TFunctionParser provides more than 40 mathematical intrinsic 
functions.

Contents:
  1. Features of TFunctionParser
  2. Information
  3. How to install TFunctionParser
  4. How to work with TFunctionParser 
  5. List of operations and functions



1. Features of TFunctionParser

	- Algebraic syntax following PASCAL notation,
              not case sensitive
	- Brackets ()
	- Variables x, y, z and t
	- Floating point numbers (extended)
	- Implemented mathematical constants e, pi, C
	- Userdefined constants
        - Operations +, -, *, /, ^
	- More than 40 mathematical functions (cf. list below)
        - Angles in radians or degrees



2. Information

TFunctionParser is FREEWARE.
It may be used and distributed unmodified (complete ZIP-file, no
single files) without registration fee.
You are obliged to quote my copyright in your applications 
(method Showinfo).
If you intent to use TFunctionParser for COMMERCIAL purposes you
are requested to contact me concerning the license conditions.

My address is:
			Marianne H. Goeltl-Schuberth	
			Egerlandstr. 18	
			D-91083 Baiersdorf	
			Germany

         eMail:		schuberth@t-online.de             

If you find any bug, please don't hesitate to inform me. Any 
suggestions, questions, and comments are very welcome.

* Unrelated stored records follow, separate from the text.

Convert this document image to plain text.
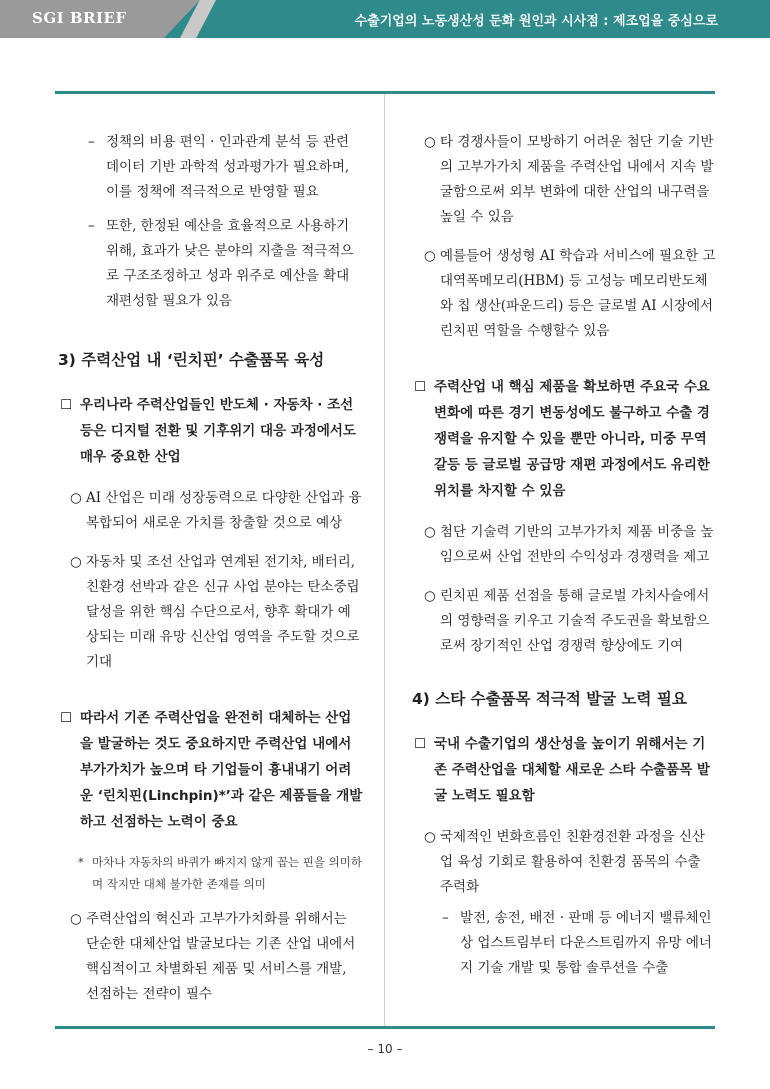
SGI BRIEF	수출기업의 노동생산성 둔화 원인과 시사점 : 제조업을 중심으로
– 정책의 비용 편익 · 인과관계 분석 등 관련 데이터 기반 과학적 성과평가가 필요하며, 이를 정책에 적극적으로 반영할 필요
– 또한, 한정된 예산을 효율적으로 사용하기 위해, 효과가 낮은 분야의 지출을 적극적으로 구조조정하고 성과 위주로 예산을 확대 재편성할 필요가 있음
3) 주력산업 내 ‘린치핀’ 수출품목 육성
☐ 우리나라 주력산업들인 반도체 · 자동차 · 조선 등은 디지털 전환 및 기후위기 대응 과정에서도 매우 중요한 산업
○ AI 산업은 미래 성장동력으로 다양한 산업과 융복합되어 새로운 가치를 창출할 것으로 예상
○ 자동차 및 조선 산업과 연계된 전기차, 배터리, 친환경 선박과 같은 신규 사업 분야는 탄소중립 달성을 위한 핵심 수단으로서, 향후 확대가 예상되는 미래 유망 신산업 영역을 주도할 것으로 기대
☐ 따라서 기존 주력산업을 완전히 대체하는 산업을 발굴하는 것도 중요하지만 주력산업 내에서 부가가치가 높으며 타 기업들이 흉내내기 어려운 ‘린치핀(Linchpin)*’과 같은 제품들을 개발하고 선점하는 노력이 중요
* 마차나 자동차의 바퀴가 빠지지 않게 꼽는 핀을 의미하며 작지만 대체 불가한 존재를 의미
○ 주력산업의 혁신과 고부가가치화를 위해서는 단순한 대체산업 발굴보다는 기존 산업 내에서 핵심적이고 차별화된 제품 및 서비스를 개발, 선점하는 전략이 필수
○ 타 경쟁사들이 모방하기 어려운 첨단 기술 기반의 고부가가치 제품을 주력산업 내에서 지속 발굴함으로써 외부 변화에 대한 산업의 내구력을 높일 수 있음
○ 예를들어 생성형 AI 학습과 서비스에 필요한 고대역폭메모리(HBM) 등 고성능 메모리반도체와 칩 생산(파운드리) 등은 글로벌 AI 시장에서 린치핀 역할을 수행할수 있음
☐ 주력산업 내 핵심 제품을 확보하면 주요국 수요 변화에 따른 경기 변동성에도 불구하고 수출 경쟁력을 유지할 수 있을 뿐만 아니라, 미중 무역갈등 등 글로벌 공급망 재편 과정에서도 유리한 위치를 차지할 수 있음
○ 첨단 기술력 기반의 고부가가치 제품 비중을 높임으로써 산업 전반의 수익성과 경쟁력을 제고
○ 린치핀 제품 선점을 통해 글로벌 가치사슬에서의 영향력을 키우고 기술적 주도권을 확보함으로써 장기적인 산업 경쟁력 향상에도 기여
4) 스타 수출품목 적극적 발굴 노력 필요
☐ 국내 수출기업의 생산성을 높이기 위해서는 기존 주력산업을 대체할 새로운 스타 수출품목 발굴 노력도 필요함
○ 국제적인 변화흐름인 친환경전환 과정을 신산업 육성 기회로 활용하여 친환경 품목의 수출 주력화
– 발전, 송전, 배전 · 판매 등 에너지 밸류체인 상 업스트림부터 다운스트림까지 유망 에너지 기술 개발 및 통합 솔루션을 수출
– 10 –
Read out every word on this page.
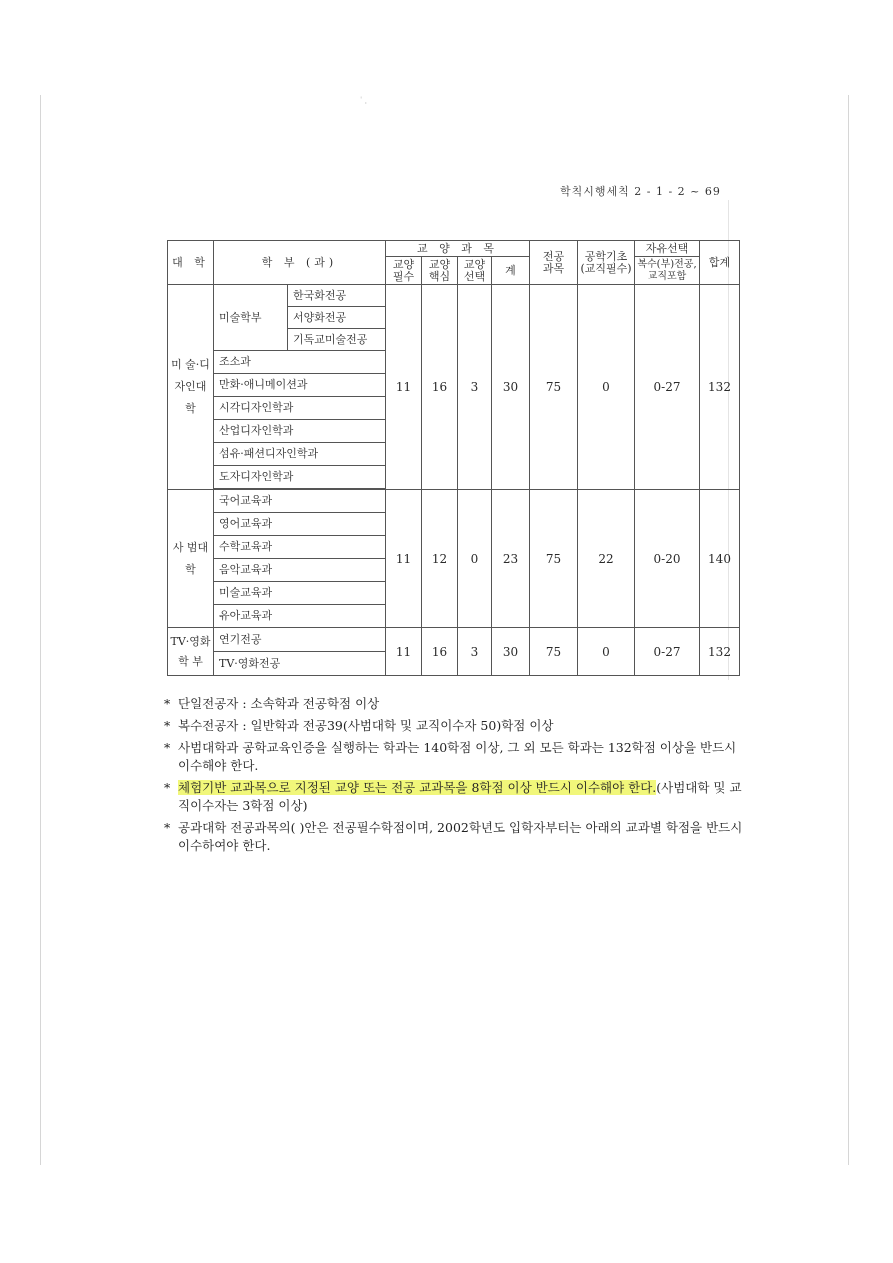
ˈ ˌ
학칙시행세칙 2 - 1 - 2 ~ 69
대 학	학 부 (과)		교 양 과 목				전공과목	공학기초(교직필수)	자유선택	합계
			교양필수	교양핵심	교양선택	계			복수(부)전공,교직포함	
미 술·디자인대 학	미술학부	한국화전공	11	16	3	30	75	0	0-27	132
		서양화전공								
		기독교미술전공								
	조소과									
	만화·애니메이션과									
	시각디자인학과									
	산업디자인학과									
	섬유·패션디자인학과									
	도자디자인학과									

사 범대 학	국어교육과		11	12	0	23	75	22	0-20	140
	영어교육과									
	수학교육과									
	음악교육과									
	미술교육과									
	유아교육과									
TV·영화학 부	연기전공		11	16	3	30	75	0	0-27	132
	TV·영화전공									
* 단일전공자 : 소속학과 전공학점 이상
* 복수전공자 : 일반학과 전공39(사범대학 및 교직이수자 50)학점 이상
* 사범대학과 공학교육인증을 실행하는 학과는 140학점 이상, 그 외 모든 학과는 132학점 이상을 반드시 이수해야 한다.
* 체험기반 교과목으로 지정된 교양 또는 전공 교과목을 8학점 이상 반드시 이수해야 한다.(사범대학 및 교직이수자는 3학점 이상)
* 공과대학 전공과목의( )안은 전공필수학점이며, 2002학년도 입학자부터는 아래의 교과별 학점을 반드시 이수하여야 한다.
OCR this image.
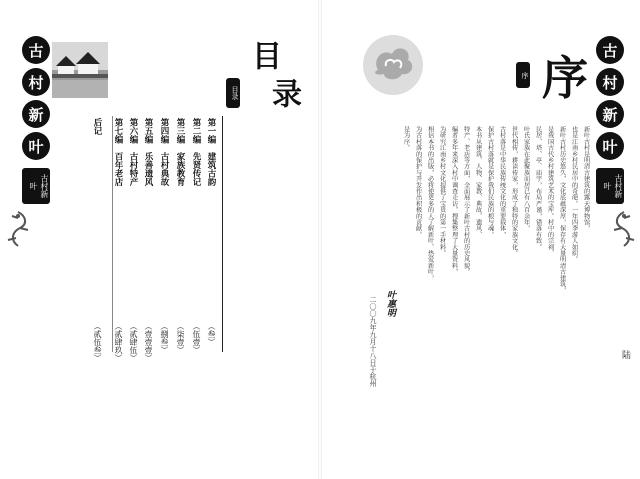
古
村
新
叶
古村新叶
目录
目录
第一编　建筑古韵
（叁）
第二编　先贤传记
（伍壹）
第三编　家族教育
（柒壹）
第四编　古村典故
（捌叁）
第五编　乐善遗风
（壹壹壹）
第六编　古村特产
（贰肆伍）
第七编　百年老店
（贰肆玖）
后记
（贰伍叁）
序
序
古
村
新
叶
古村新叶
新叶古村是明清古建筑的露天博物馆，
也是江南乡村民居中的奇葩。一年四季游人如织。
新叶古村历史悠久，文化底蕴深厚，保存有大量明清古建筑，
是我国古代乡村建筑艺术的宝库。村中的宗祠、
民居、塔、亭、庙宇，布局严谨，错落有致。
叶氏家族在此聚族而居已有八百余年，
世代相传，耕读传家，形成了独特的家族文化。
古村落是中华民族传统文化的重要载体，
保护古村落就是保护我们民族的根与魂。
本书从建筑、人物、家教、典故、遗风、
特产、老店等方面，全面展示了新叶古村的历史风貌。
编者多年来深入村中调查走访，搜集整理了大量资料，
为研究江南乡村文化提供了宝贵的第一手材料。
相信本书的出版，必将使更多的人了解新叶、热爱新叶，
为古村落的保护与开发作出积极的贡献。
是为序。
叶惠明
二〇〇九年九月十八日于杭州	陆
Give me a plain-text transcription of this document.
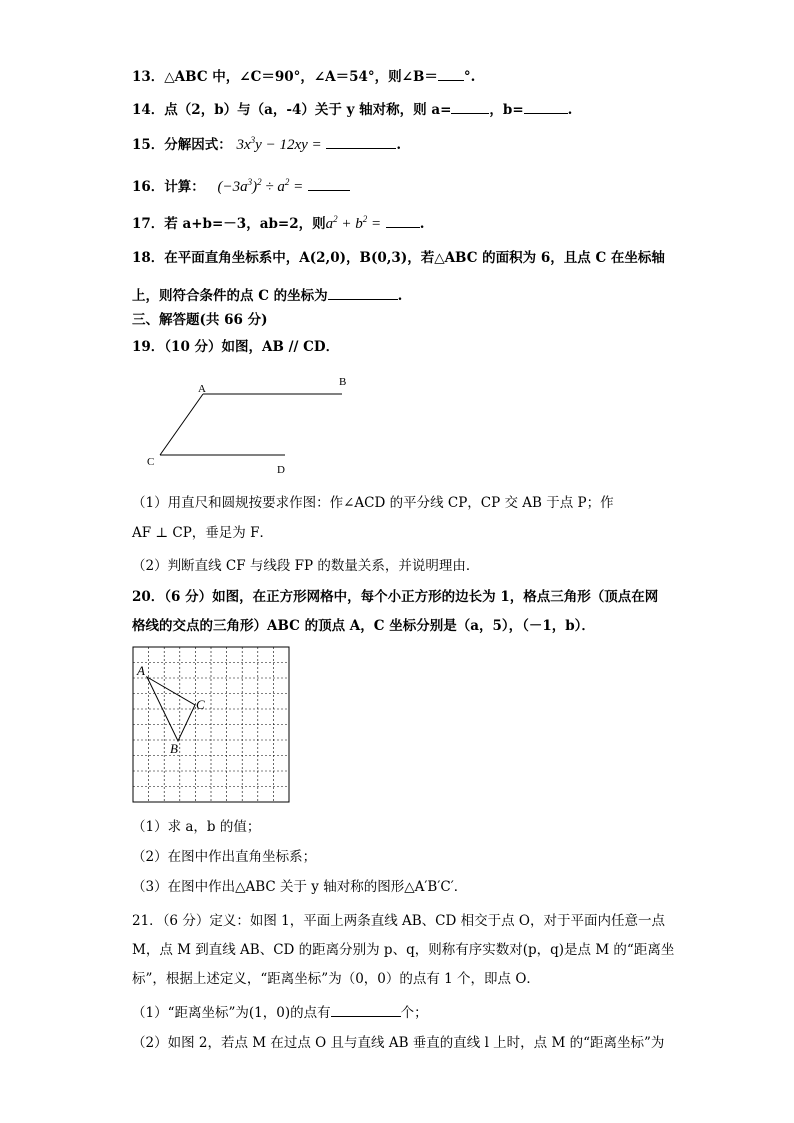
13．△ABC 中，∠C＝90°，∠A＝54°，则∠B＝ °.
14．点（2，b）与（a，-4）关于 y 轴对称，则 a=	，b=	.
15．分解因式： $3x^3y - 12xy$ =	.
16．计算： $(-3a^3)^2 \div a^2$ =
17．若 a+b=－3，ab=2，则$a^2 + b^2$ =	.
18．在平面直角坐标系中，A(2,0)，B(0,3)，若△ABC 的面积为 6，且点 C 在坐标轴
上，则符合条件的点 C 的坐标为	.
三、解答题(共 66 分)
19．（10 分）如图，AB // CD．
A
C
D
B
（1）用直尺和圆规按要求作图：作∠ACD 的平分线 CP，CP 交 AB 于点 P；作
AF ⊥ CP，垂足为 F．
（2）判断直线 CF 与线段 FP 的数量关系，并说明理由．
20．（6 分）如图，在正方形网格中，每个小正方形的边长为 1，格点三角形（顶点在网
格线的交点的三角形）ABC 的顶点 A，C 坐标分别是（a，5），（－1，b）．
A
C
B
（1）求 a，b 的值；
（2）在图中作出直角坐标系；
（3）在图中作出△ABC 关于 y 轴对称的图形△A′B′C′．
21．（6 分）定义：如图 1，平面上两条直线 AB、CD 相交于点 O，对于平面内任意一点
M，点 M 到直线 AB、CD 的距离分别为 p、q，则称有序实数对(p，q)是点 M 的“距离坐
标”，根据上述定义，“距离坐标”为（0，0）的点有 1 个，即点 O．
（1）“距离坐标”为(1，0)的点有	个；
（2）如图 2，若点 M 在过点 O 且与直线 AB 垂直的直线 l 上时，点 M 的“距离坐标”为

----------------------------------
THE LEGAL DISCLAIMER
----------------------------------
THE INFORMATION AND CODE PROVIDED HEREUNDER (COLLECTIVELY REFERRED
TO AS "SOFTWARE") IS PROVIDED AS IS WITHOUT WARRANTY OF ANY KIND, 
EITHER EXPRESS OR IMPLIED, INCLUDING BUT NOT LIMITED TO THE IMPLIED
WARRANTIES OF MERCHANTABILITY AND FITNESS FOR A PARTICULAR PURPOSE. 
IN NO EVENT SHALL THE AUTHOR BE LIABLE FOR ANY DAMAGES WHATSOEVER
INCLUDING DIRECT, INDIRECT, INCIDENTAL, CONSEQUENTIAL, LOSS OF 
BUSINESS PROFITS OR SPECIAL DAMAGES, EVEN IF THE AUTHOR HAS BEEN 
ADVISED OF THE POSSIBILITY OF SUCH DAMAGES. 



3. How to Install TFunctionParser

The file FCTPRS16.ZIP includes the following files:

		DEMO.DPR		providing a simple demo
		DEMO1.DFM
		DEMO1.PAS

		FCTPARS.DCU		containing the component
		FCTPARS.DCR                       TFunctionParser
		FCTPARS1.DCU
		FCTPARS1.DFM
		FCTPARS2.DCU
		FCTPARS2.DFM

		FCTPARS.TXT		short ASCII formatted Info
		FILE_ID.DIZ		dto.
NEW!		NATCONST.DAT	        selection of physical 
                                           constants (not tested !)
		README.TXT		this file

For installing the component TFunctionParser you need the files	
                                        FCTPARS.DCU
					FCTPARS.DCR
					FCTPARS1.DCU
					FCTPARS2.DCU
					FCTPARS1.DFM
					FCTPARS2.DFM.

- Choose from the menu Options | Install Components
- Choose Add
- Choose Browse
- Select the file format *.DCU
- Select FCTPARS.DCU
- Choose OK and wait while the compiler adds the new component to 
  your library 
- You find TFunctionParser now on the palette, page MHGS. 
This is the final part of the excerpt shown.